Examples
The -H
flag in the examples below signifies that the file has a header row which is used for naming columns.
The -t
flag is just a shortcut for saying that the file is a tab-separated file (any delimiter is supported - Use the -d
flag).
Queries are given using upper case for clarity, but actual query keywords such as SELECT and WHERE are not really case sensitive.
- Examples
- Example 1 - COUNT DISTINCT values of specific field (uuid of clicks data)
- Example 2 - Filter numeric data, controlling ORDERing and LIMITing output
- Example 3 - Illustrate GROUP BY
- Example 4 - More complex GROUP BY (group by time expression)
- Example 5 - Read input from standard input
- Example 6 - Use column names from header row
- Example 7 - JOIN two files
Example 1 - COUNT DISTINCT values of specific field (uuid of clicks data)
q -H -t "SELECT COUNT(DISTINCT(uuid)) FROM ./clicks.csv"
Output 1:
229
Example 2 - Filter numeric data, controlling ORDERing and LIMITing output
Note that q
understands that the column is numeric and filters according to its numeric value (real numeric value comparison, not string comparison).
q -H -t "SELECT request_id,score FROM ./clicks.csv WHERE score > 0.7 ORDER BY score DESC LIMIT 5"
Output 2:
2cfab5ceca922a1a2179dc4687a3b26e 1.0
f6de737b5aa2c46a3db3208413a54d64 0.986665809568
766025d25479b95a224bd614141feee5 0.977105183282
2c09058a1b82c6dbcf9dc463e73eddd2 0.703255121794
Example 3 - Illustrate GROUP BY
q -t -H "SELECT hashed_source_machine,count(*) FROM ./clicks.csv GROUP BY hashed_source_machine"
Output 3:
47d9087db433b9ba.domain.com 400000
Example 4 - More complex GROUP BY (group by time expression)
q -t -H "SELECT strftime('%H:%M',date_time) hour_and_minute,count(*) FROM ./clicks.csv GROUP BY hour_and_minute"
Output 4:
07:00 138148
07:01 140026
07:02 121826
Example 5 - Read input from standard input
Calculates the total size per user/group in the /tmp subtree.
sudo find /tmp -ls | q "SELECT c5,c6,sum(c7)/1024.0/1024 AS total FROM - GROUP BY c5,c6 ORDER BY total desc"
Output 5:
mapred hadoop 304.00390625
root root 8.0431451797485
smith smith 4.34389972687
Example 6 - Use column names from header row
Calculate the top 3 user ids with the largest number of owned processes, sorted in descending order.

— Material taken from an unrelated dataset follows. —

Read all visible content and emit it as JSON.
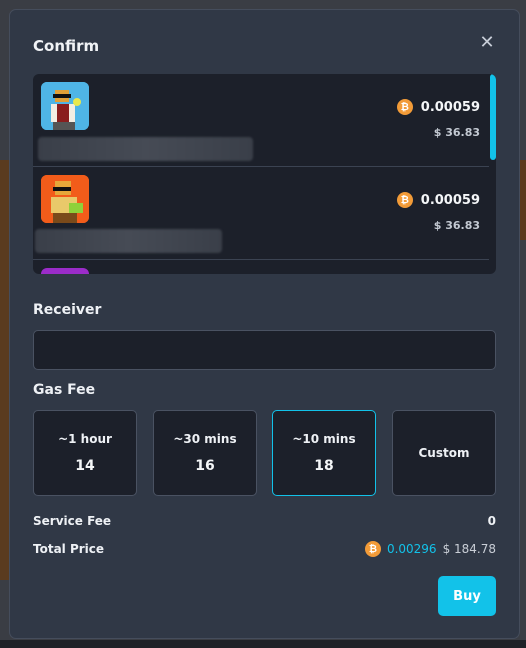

Note the usage of the autodetected column name UID in the query.
ps -ef | q -H "SELECT UID,COUNT(*) cnt FROM - GROUP BY UID ORDER BY cnt DESC LIMIT 3"
Output 6:
root 152
harel 119
avahi 2
The following command joins an ls output (exampledatafile) and a file containing rows of group-name,email (group-emails-example) and provides a row of filename,email for each of the emails of the group. For brevity of output, there is also a filter for a specific filename called ppp which is achieved using a WHERE clause.
q "SELECT myfiles.c8,emails.c2 FROM exampledatafile myfiles JOIN group-emails-example emails ON (myfiles.c4 = emails.c1) WHERE myfiles.c8 = 'ppp'"
Output 7:
ppp dip.1@otherdomain.com
ppp dip.2@otherdomain.com
You can see that the ppp
filename appears twice, each time matched to one of the emails of the group dip to which it belongs. Take a look at the files exampledatafile
and group-emails-example
for the data.
Column name detection is supported for JOIN scenarios as well. Just specify -H
in the command line and make sure that the source files contain the header rows.